Karena genangan air tidak berlangsung lama, warga memilih tetap berada di rumah masing-masing sambil menunggu air surut sebelum kemudian membersihkan rumah mereka.
“Jadi warga semuanya memilih bertahan di rumahnya masing-masing. Mereka menunggu air surut dan langsung membersihkan rumahnya di hari itu juga,” katanya.
Meski tidak ada warga yang harus mengungsi, masyarakat terdampak tetap membutuhkan bantuan, terutama makanan siap santap setelah banjir terjadi.
BPBD bersama sejumlah organisasi perangkat daerah (OPD) terkait langsung menyalurkan bantuan logistik kepada warga di wilayah terdampak.
“Kita prioritaskan makanan siap santap didistribusikan kemarin sore karena warga membutuhkannya untuk berbuka puasa,” ujarnya.
Selain menyalurkan bantuan makanan, pemerintah daerah juga mendirikan dapur umum di beberapa titik, salah satunya di Kecamatan Jereweh, guna memastikan kebutuhan konsumsi warga tetap terpenuhi.
Abdullah menjelaskan bahwa dapur umum tersebut akan tetap beroperasi hingga warga mampu kembali memasak makanan secara mandiri di rumah masing-masing.
Pasca banjir, warga terdampak juga mulai melakukan kegiatan pembersihan lingkungan rumah secara bergotong royong.
BPBD bersama sejumlah OPD turut membantu masyarakat dalam proses pembersihan, seperti menguras sumur warga serta membersihkan saluran selokan dari tumpukan sampah yang terbawa arus banjir.
“Sampai sekarang anggota kami masih di lapangan,” ungkap Abdullah.
Selain itu, distribusi air bersih juga terus dilakukan untuk membantu warga yang sumber airnya terdampak banjir.
“Sesuai perintah Pak Sekda, semua unit tangki PDAM punya kami, Damkar dan pihak lain kita kerahkan untuk memenuhi kebutuhan air bersih warga,” jelasnya.
Terkait data kerugian akibat banjir, Abdullah menyebutkan bahwa pihaknya belum dapat memberikan angka pasti karena proses pendataan masih dilakukan di lapangan.
Saat ini pemerintah desa bersama sejumlah OPD teknis masih melakukan pendataan terhadap berbagai kerusakan yang terjadi, termasuk pada sektor pertanian.
“Sementara desa masih melakukan pendataan kerugian, termasuk juga OPD teknis seperti Dinas Pertanian yang mengurusi sektor pertanian,” katanya.
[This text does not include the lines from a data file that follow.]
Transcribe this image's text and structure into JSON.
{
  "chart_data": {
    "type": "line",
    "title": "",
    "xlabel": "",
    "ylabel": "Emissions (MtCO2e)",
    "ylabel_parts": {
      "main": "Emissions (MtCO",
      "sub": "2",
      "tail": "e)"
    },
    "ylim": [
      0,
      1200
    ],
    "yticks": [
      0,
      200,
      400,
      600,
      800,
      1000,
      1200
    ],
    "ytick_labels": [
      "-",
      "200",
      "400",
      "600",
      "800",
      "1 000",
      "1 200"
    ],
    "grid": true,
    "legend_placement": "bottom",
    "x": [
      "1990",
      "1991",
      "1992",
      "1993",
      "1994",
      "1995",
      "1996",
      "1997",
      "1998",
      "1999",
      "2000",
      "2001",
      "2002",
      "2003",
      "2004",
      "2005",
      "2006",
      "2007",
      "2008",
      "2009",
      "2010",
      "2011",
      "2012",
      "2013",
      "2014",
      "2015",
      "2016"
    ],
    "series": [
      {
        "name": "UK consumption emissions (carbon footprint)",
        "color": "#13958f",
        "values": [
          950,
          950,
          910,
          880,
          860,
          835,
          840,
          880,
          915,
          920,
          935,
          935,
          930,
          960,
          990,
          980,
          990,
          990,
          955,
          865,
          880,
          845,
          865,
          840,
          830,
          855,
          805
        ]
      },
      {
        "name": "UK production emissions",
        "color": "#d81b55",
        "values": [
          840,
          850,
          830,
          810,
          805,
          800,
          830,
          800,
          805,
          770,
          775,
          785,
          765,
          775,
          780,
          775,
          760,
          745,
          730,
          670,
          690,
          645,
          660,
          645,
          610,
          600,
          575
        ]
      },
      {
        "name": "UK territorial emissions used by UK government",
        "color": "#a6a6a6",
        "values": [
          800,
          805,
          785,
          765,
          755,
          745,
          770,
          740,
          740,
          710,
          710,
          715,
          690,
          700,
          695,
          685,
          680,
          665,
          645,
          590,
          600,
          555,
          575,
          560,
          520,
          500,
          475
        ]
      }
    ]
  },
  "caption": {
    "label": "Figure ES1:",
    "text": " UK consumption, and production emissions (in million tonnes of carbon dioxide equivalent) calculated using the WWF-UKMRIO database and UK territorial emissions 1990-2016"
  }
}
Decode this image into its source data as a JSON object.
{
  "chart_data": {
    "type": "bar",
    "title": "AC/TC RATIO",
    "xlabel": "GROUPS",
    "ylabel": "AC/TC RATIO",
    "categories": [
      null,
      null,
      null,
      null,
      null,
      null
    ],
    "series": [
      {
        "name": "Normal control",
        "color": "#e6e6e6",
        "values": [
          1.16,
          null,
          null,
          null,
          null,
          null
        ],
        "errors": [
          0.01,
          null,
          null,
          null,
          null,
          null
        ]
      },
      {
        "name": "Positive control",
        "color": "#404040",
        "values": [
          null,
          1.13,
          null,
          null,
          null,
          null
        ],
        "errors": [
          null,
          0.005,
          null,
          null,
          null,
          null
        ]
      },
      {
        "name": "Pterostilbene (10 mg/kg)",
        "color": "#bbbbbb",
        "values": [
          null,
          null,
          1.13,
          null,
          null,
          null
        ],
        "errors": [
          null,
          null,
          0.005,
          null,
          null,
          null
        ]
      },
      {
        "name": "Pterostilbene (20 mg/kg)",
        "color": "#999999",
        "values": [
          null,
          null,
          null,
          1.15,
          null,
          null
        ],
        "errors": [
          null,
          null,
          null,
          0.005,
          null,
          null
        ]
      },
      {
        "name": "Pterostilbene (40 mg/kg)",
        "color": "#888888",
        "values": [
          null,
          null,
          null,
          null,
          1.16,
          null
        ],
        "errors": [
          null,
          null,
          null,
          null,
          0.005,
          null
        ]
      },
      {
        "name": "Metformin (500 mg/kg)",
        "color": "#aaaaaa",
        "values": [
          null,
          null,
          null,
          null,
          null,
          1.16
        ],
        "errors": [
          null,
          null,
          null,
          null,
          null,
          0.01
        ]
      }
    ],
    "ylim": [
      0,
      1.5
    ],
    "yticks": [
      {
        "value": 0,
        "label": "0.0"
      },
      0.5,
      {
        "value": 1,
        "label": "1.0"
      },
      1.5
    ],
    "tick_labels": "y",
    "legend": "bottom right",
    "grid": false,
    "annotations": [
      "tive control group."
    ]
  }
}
Sebagai informasi, banjir akibat tingginya intensitas hujan tersebut dilaporkan terjadi di empat kecamatan di Kabupaten Sumbawa Barat.
Di Kecamatan Brang Ene banjir melanda Desa Mataiyang, di Kecamatan Jereweh terjadi di Desa Belo, Goa dan Desa Beru. Sementara di Kecamatan Maluk banjir terjadi di Desa Benete dan di Kecamatan Sekongkang melanda Desa Sekongkang Atas serta Desa Tatar. (Jr).